More bad news for the government’s attempts to reduce waiting times in the NHS and end the incessant strikes that have troubled the service for some years. The Royal College of Nursing (RCN) is holding a consultative ballot on the independent pay review board’s recommended pay rise of 3.6 per cent.

It obviously comes during the five-day resident doctors’ strike, and there are also signs of unrest developing elsewhere in the NHS. Some difficult times lie ahead...

When are the nurses going on strike?

Not soon. The present RCN vote is “consultative” or “indicative”, and is aimed at strengthening their bargaining hand – there’s no commitment to withdraw labour.

Union sources suggest there will be an overwhelming rejection of the offer, which is already barely sufficient to keep up with inflation – but this may, to some extent, be a bargaining ploy as they enter into negotiations. Even so, the chances are they’d go on strike again after a “real” strike ballot, as they did so often in 2022 and 2023. It might happen towards the end of the year.

Is it too soon to use the phrase ‘winter of discontent’?

Sort of. Nonetheless, it is perfectly possible to conceive of the nurses and doctors being on strike simultaneously towards the end of the year. The GMB union is making similar noises about industrial action. They represent many domestic and auxiliary staff, plus ambulance crews (a service still in some crisis). It might well feel a lot like when Rishi Sunak was running the country – “chaos and confusion”.

What could stop the strikes?

More money, but that feels unlikely given the state of the public finances, and just how many people work in the NHS – the pay bill was around £82bn in 2023-24 for England and Wales, about a half of the NHS budget. So a 1 per cent uplift is the best part of £1bn.

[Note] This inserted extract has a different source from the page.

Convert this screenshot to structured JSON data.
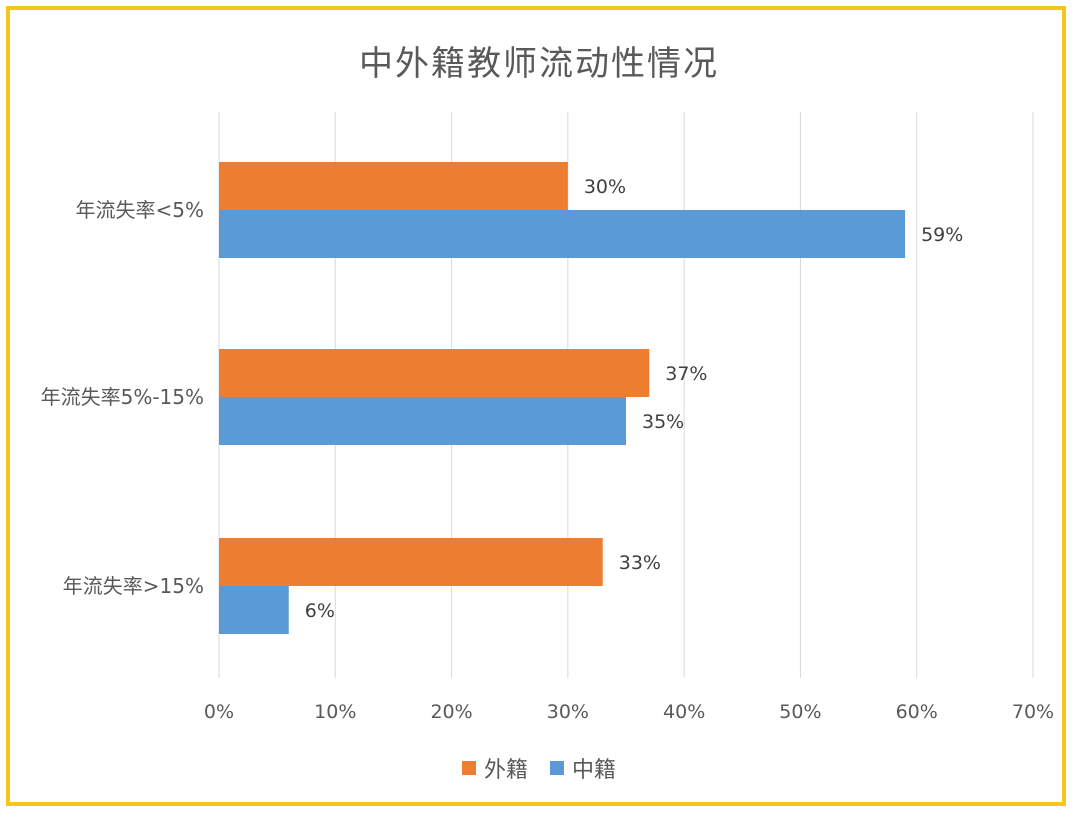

A more important factor, though its impact is less direct, is public opinion. Support for strike action is certainly subsiding in the case of the doctors. Maybe Wes Streeting, faced with by far the greatest challenge of his political career, will somehow persuade them to help him reform and save the NHS – which would, after all, be in their own long-term interests.

What would be the effect on the NHS?

Severe – though eventually, when the strikes are settled, as they’ll have to be one day, the backlogs will eventually return to normal. The much more insidious damage will be to public confidence in the NHS as an institution.

If neither the Conservatives nor Labour can fix the NHS, the question may be asked, who can? For some it might feel as though more radical changes are needed, and that the NHS should be effectively privatised. Such changes would not necessarily be in the best interests of the BMA, RCN, or Unison members. The nurses should thus worry about destroying the thing they profess to love most – the health service itself.

What does the opposition say?

Nigel Farage wants a “French-style” insurance system – but that means hefty premiums for some, and presents a problem for those people who cannot afford them.

Questions would remain about how to fund the kinds of long-term treatment that the private sector refuses to cover – for dementia, cancer, degenerative diseases. Under such a regime, some doctors and nurses in some disciplines might prosper, but others would be worse off. It would be driven more by market forces.

The Conservative leader, Kemi Badenoch, wants to ban strikes by doctors: “Doctors hold lives in their hands. No one should lose critical healthcare because of strikes, but that’s what’s happening now. That’s why a Conservative government led by me would ban doctors’ strikes, just like we do [in respect of] the army and police.”

However, working to rule, and overtime bans, would not be outlawed, which could render the “ban” ineffective given how much the NHS depends on people working beyond their contracted hours. The Conservatives might also reinstate higher strike ballot thresholds or “minimum service” in hospitals and healthcare, now being abolished by Labour via the Employment Rights Bill. In short, some form of industrial action would remain an option.